We traveled back down Eagle Road and passed where the ship's tenders had dropped us off. We headed up the mountains in the opposite direction to get to Dalsnibba. Views down were incredible. We saw many waterfalls. As the elevation increased, we saw quite a bit of snow, still not melted. We also started to travel through clouds. When we passed Lake Djupvatnet, the sky was completely overcast and the lake was a dull grey. Although we hoped Dalsnibba, which is an overlook of Geiranger at about an elevation of 1000 M, we weren't surprised that we were walking pretty much in pea soup up there. Too bad! When you look at pictures of the fjord that other people have taken from up there, it's sad that we didn't get our chance.When we were up there though, we saw people who'd been driven up the mountain so they could go downhill on a bicycle to the port. I'm thinking that would be scary stuff with all the traffic (especially buses) on the road but perhaps the thrill would be worth it?

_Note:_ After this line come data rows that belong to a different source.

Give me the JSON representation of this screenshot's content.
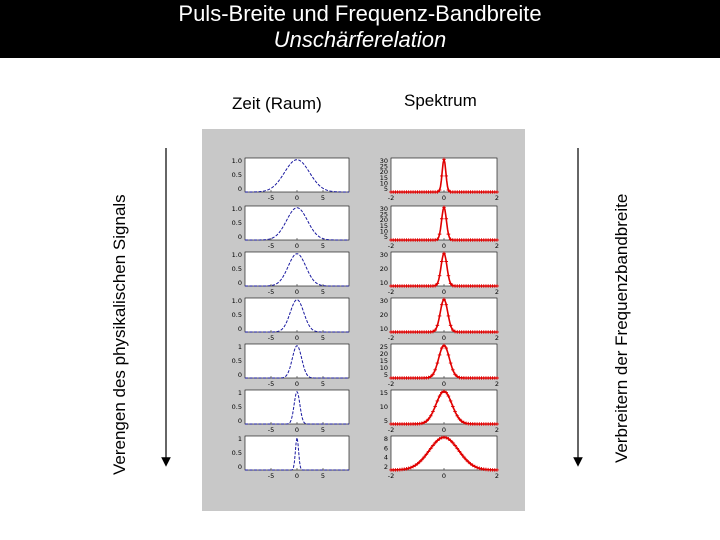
{
  "header": {
    "title": "Puls-Breite und Frequenz-Bandbreite",
    "subtitle": "Unschärferelation"
  },
  "columns": {
    "time_label": "Zeit (Raum)",
    "spectrum_label": "Spektrum"
  },
  "axes_labels": {
    "left": "Verengen des physikalischen Signals",
    "right": "Verbreitern der Frequenzbandbreite"
  },
  "colors": {
    "header_bg": "#000000",
    "header_text": "#ffffff",
    "panel_bg": "#c8c8c8",
    "time_curve": "#1a1aa0",
    "spectrum_curve": "#e00000"
  },
  "chart_data": {
    "type": "line",
    "rows": [
      {
        "time": {
          "xlim": [
            -10,
            10
          ],
          "xticks": [
            "-5",
            "0",
            "5"
          ],
          "yticks": [
            "1.0",
            "0.5",
            "0"
          ],
          "ylim": [
            0,
            1
          ],
          "width": 2.4
        },
        "spectrum": {
          "xlim": [
            -2,
            2
          ],
          "xticks": [
            "-2",
            "0",
            "2"
          ],
          "yticks": [
            "30",
            "25",
            "20",
            "15",
            "10",
            "5"
          ],
          "ylim": [
            0,
            32
          ],
          "width": 0.07
        }
      },
      {
        "time": {
          "xlim": [
            -10,
            10
          ],
          "xticks": [
            "-5",
            "0",
            "5"
          ],
          "yticks": [
            "1.0",
            "0.5",
            "0"
          ],
          "ylim": [
            0,
            1
          ],
          "width": 2.0
        },
        "spectrum": {
          "xlim": [
            -2,
            2
          ],
          "xticks": [
            "-2",
            "0",
            "2"
          ],
          "yticks": [
            "30",
            "25",
            "20",
            "15",
            "10",
            "5"
          ],
          "ylim": [
            0,
            32
          ],
          "width": 0.09
        }
      },
      {
        "time": {
          "xlim": [
            -10,
            10
          ],
          "xticks": [
            "-5",
            "0",
            "5"
          ],
          "yticks": [
            "1.0",
            "0.5",
            "0"
          ],
          "ylim": [
            0,
            1
          ],
          "width": 1.7
        },
        "spectrum": {
          "xlim": [
            -2,
            2
          ],
          "xticks": [
            "-2",
            "0",
            "2"
          ],
          "yticks": [
            "30",
            "20",
            "10"
          ],
          "ylim": [
            0,
            32
          ],
          "width": 0.11
        }
      },
      {
        "time": {
          "xlim": [
            -10,
            10
          ],
          "xticks": [
            "-5",
            "0",
            "5"
          ],
          "yticks": [
            "1.0",
            "0.5",
            "0"
          ],
          "ylim": [
            0,
            1
          ],
          "width": 1.3
        },
        "spectrum": {
          "xlim": [
            -2,
            2
          ],
          "xticks": [
            "-2",
            "0",
            "2"
          ],
          "yticks": [
            "30",
            "20",
            "10"
          ],
          "ylim": [
            0,
            32
          ],
          "width": 0.14
        }
      },
      {
        "time": {
          "xlim": [
            -10,
            10
          ],
          "xticks": [
            "-5",
            "0",
            "5"
          ],
          "yticks": [
            "1",
            "0.5",
            "0"
          ],
          "ylim": [
            0,
            1
          ],
          "width": 0.9
        },
        "spectrum": {
          "xlim": [
            -2,
            2
          ],
          "xticks": [
            "-2",
            "0",
            "2"
          ],
          "yticks": [
            "25",
            "20",
            "15",
            "10",
            "5"
          ],
          "ylim": [
            0,
            26
          ],
          "width": 0.2
        }
      },
      {
        "time": {
          "xlim": [
            -10,
            10
          ],
          "xticks": [
            "-5",
            "0",
            "5"
          ],
          "yticks": [
            "1",
            "0.5",
            "0"
          ],
          "ylim": [
            0,
            1
          ],
          "width": 0.55
        },
        "spectrum": {
          "xlim": [
            -2,
            2
          ],
          "xticks": [
            "-2",
            "0",
            "2"
          ],
          "yticks": [
            "15",
            "10",
            "5"
          ],
          "ylim": [
            0,
            16
          ],
          "width": 0.3
        }
      },
      {
        "time": {
          "xlim": [
            -10,
            10
          ],
          "xticks": [
            "-5",
            "0",
            "5"
          ],
          "yticks": [
            "1",
            "0.5",
            "0"
          ],
          "ylim": [
            0,
            1
          ],
          "width": 0.3
        },
        "spectrum": {
          "xlim": [
            -2,
            2
          ],
          "xticks": [
            "-2",
            "0",
            "2"
          ],
          "yticks": [
            "8",
            "6",
            "4",
            "2"
          ],
          "ylim": [
            0,
            9
          ],
          "width": 0.55
        }
      }
    ]
  }
}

When we descended, clouds were already starting to clear. The lake now was blue because blue sky was finally peeking through. More than half way down, we stopped at FLydalsjuvet which is another overlook. Although not nearly as high up as Dalsnibba, the view of the fjord was none-the-less incredible.

We had to be back on board by 4 so there wasn't much time to shop for souvenirs but I did find a shirt for Athena and a couple of things for Melanie, my sister, and Iona, my next door neighbour who was babysitting my cats. Before getting on the tender, I met a dog who was sound asleep at the dock. I asked the owner if the dog was sick. "No. She's just taking a rest. We've walked for about 4 hours along the fjord and she knows we'll have to make our way back soon."

Back on board, I had dinner in the Grand Pacific before heading to the Stardust to listen to the Stereoettes, a girls singing group. That night, Milos's swan kept me company as I slept.